Digging more deeply, there are a number of interrelated factors underlying Shell’s decision to stop drilling. It is clear that in part, Shell is making a cost-benefit analysis that the investments it is making are not likely to pay off, at least in the current environment. Shell has sunk a lot of money into this project and would likely have to invest a lot more to find significant amounts of oil and it still might not. There was a real danger that this could have become a more catastrophic loss for Shell, especially at a time when world oil prices have dropped, cutting into profitability. An oil and gas analyst at the Economist magazine “Intelligence Unit” said, “Arctic exploration has been a clear casualty of the oil price slump.” Norway and Russia have recently postponed or abandoned Arctic oil and gas projects, while BP and Husky Energy have also recently stopped some offshore drilling projects to cut their losses.

But the question of costs has also been influenced by the determined protests and growing worldwide condemnation against Shell and Arctic drilling. Deutsche Bank analysts said Shell’s “entire episode has been a very costly error for the company both financially and reputationally.”
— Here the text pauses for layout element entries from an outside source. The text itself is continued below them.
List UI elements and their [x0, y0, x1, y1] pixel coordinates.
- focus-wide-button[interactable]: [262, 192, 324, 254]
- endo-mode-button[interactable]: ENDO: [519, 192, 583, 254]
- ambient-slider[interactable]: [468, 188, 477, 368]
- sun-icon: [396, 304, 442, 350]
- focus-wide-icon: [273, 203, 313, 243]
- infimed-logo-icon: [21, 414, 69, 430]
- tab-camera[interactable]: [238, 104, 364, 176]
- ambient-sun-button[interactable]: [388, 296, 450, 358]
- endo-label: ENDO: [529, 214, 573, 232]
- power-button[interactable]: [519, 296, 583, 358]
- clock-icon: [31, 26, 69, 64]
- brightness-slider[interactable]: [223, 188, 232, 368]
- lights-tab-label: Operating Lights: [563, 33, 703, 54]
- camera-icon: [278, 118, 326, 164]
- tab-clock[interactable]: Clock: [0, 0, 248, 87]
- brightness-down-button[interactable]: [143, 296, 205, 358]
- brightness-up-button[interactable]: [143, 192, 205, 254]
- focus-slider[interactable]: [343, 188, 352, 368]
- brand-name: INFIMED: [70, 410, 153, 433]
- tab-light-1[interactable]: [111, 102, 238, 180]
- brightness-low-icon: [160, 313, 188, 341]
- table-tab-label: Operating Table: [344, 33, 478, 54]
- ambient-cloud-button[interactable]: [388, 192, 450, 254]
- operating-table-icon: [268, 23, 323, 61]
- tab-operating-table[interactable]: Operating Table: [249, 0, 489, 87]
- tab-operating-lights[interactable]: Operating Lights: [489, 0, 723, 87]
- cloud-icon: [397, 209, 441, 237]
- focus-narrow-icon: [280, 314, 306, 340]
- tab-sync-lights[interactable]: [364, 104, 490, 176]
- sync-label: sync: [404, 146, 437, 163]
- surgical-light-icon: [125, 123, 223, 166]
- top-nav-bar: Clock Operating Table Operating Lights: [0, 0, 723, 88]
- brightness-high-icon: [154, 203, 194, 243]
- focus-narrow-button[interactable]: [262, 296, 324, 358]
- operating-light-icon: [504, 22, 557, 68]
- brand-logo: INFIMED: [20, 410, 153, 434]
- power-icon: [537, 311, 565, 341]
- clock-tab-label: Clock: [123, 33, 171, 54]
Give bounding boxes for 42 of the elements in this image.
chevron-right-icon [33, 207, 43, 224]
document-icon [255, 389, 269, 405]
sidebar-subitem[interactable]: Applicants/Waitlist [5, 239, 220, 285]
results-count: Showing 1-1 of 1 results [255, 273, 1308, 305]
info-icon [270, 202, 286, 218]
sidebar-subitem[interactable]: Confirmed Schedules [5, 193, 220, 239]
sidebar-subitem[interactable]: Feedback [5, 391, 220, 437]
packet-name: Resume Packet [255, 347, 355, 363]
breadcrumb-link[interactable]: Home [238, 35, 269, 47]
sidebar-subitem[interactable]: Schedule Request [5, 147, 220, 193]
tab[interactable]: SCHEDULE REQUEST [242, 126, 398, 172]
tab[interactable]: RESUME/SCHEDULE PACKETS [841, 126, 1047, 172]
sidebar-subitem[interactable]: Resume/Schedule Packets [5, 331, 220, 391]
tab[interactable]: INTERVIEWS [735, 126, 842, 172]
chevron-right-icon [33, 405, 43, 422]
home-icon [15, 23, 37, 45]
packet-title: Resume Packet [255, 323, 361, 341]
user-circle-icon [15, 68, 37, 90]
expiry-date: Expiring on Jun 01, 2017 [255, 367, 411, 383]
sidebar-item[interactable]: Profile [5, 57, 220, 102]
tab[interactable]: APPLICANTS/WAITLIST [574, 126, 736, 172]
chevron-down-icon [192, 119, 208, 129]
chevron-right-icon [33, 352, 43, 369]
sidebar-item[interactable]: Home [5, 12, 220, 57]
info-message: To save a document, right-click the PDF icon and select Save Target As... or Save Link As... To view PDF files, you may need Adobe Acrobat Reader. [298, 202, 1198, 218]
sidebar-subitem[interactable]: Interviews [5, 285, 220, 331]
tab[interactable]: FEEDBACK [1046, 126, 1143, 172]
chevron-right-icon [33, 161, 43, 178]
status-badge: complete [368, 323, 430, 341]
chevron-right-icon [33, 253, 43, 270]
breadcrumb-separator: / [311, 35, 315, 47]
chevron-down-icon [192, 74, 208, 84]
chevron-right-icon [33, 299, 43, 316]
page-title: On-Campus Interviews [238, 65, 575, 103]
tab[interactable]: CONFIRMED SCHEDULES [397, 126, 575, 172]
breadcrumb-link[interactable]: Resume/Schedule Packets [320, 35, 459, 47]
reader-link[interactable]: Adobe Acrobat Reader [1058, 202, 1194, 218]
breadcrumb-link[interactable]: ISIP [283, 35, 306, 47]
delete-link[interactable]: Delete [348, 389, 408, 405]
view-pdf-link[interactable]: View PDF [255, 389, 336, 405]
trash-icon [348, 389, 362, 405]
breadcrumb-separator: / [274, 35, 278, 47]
This spring and summer, a worldwide movement grew to stop Arctic drilling. The spearpoint of this was determined and imaginative protests by environmentalists in Seattle, Portland, Everett, and elsewhere. Kayakers, climbers, and marchers courageously defied authorities and blocked Shell drilling rigs, ships, and work sites. The protests rallied public opinion worldwide. Millions of people saw right on the side of those who stood up to save the Arctic in the face of suppression and arrests by the Coast Guard and local police forces.

Shell went forward with drilling anyway, approved by the Obama administration. Shell’s and Obama’s false claims that they were prudently “balancing energy needs with those of the environment” stood increasingly exposed as a sham, and their legitimacy suffered a real blow.

The UK Guardian reported that while Shell publicly had appeared upbeat about the oil reserves it was about to tap into, privately the company had begun to “admit that it had been surprised by the popular opposition it faced.” Further, the growing condemnation of Shell and drilling in the Arctic was undermining the “environmentally friendly” façade Shell has tried to cast itself with. Shell had been tossed out of an influential corporate climate change group, and the company’s chief executive reportedly was “worried that the row over the Arctic was undermining his attempts to influence the debate around how to tackle climate change.”

Shell now produces more gas than oil, and has been advocating for gas as a “transitional fuel” for lowering carbon emissions. This is a position in line with furthering Shell’s position to beat out other energy companies.

And lest anyone think Shell is moving away from exploiting fossil fuels, part of the reason for quitting the Arctic is so it can focus more on taking over the gas group BG, and get hold of its danger-fraught drilling in the deep offshore waters off Brazil! Shell’s Arctic operations were making it so that no one took seriously its claim to be acting to prevent climate change. Increasingly, the whole Arctic operation was becoming a big liability for Shell.

The international attention, controversy, and exposure generated by the determined, courageous struggle against Shell drilling in the Arctic was tremendously important. It was a factor in Shell’s calculations in quitting the Arctic (although we need to add, for now). And it focused international attention on the environmental emergency, sounding an alarm, and awakening and arousing people against the crimes being carried out against the environment.

At the same time and more fundamentally, the drive for domination of the Arctic by the world’s capitalist powers and interests rages on, despite Shell’s retreat (for now) from the Arctic. This can only be stopped once and for all by putting an end to the capitalist-imperialist system itself through revolution. It’s crucial we advance from here to struggle to stop the destruction of the environment, as part of building a movement for revolution.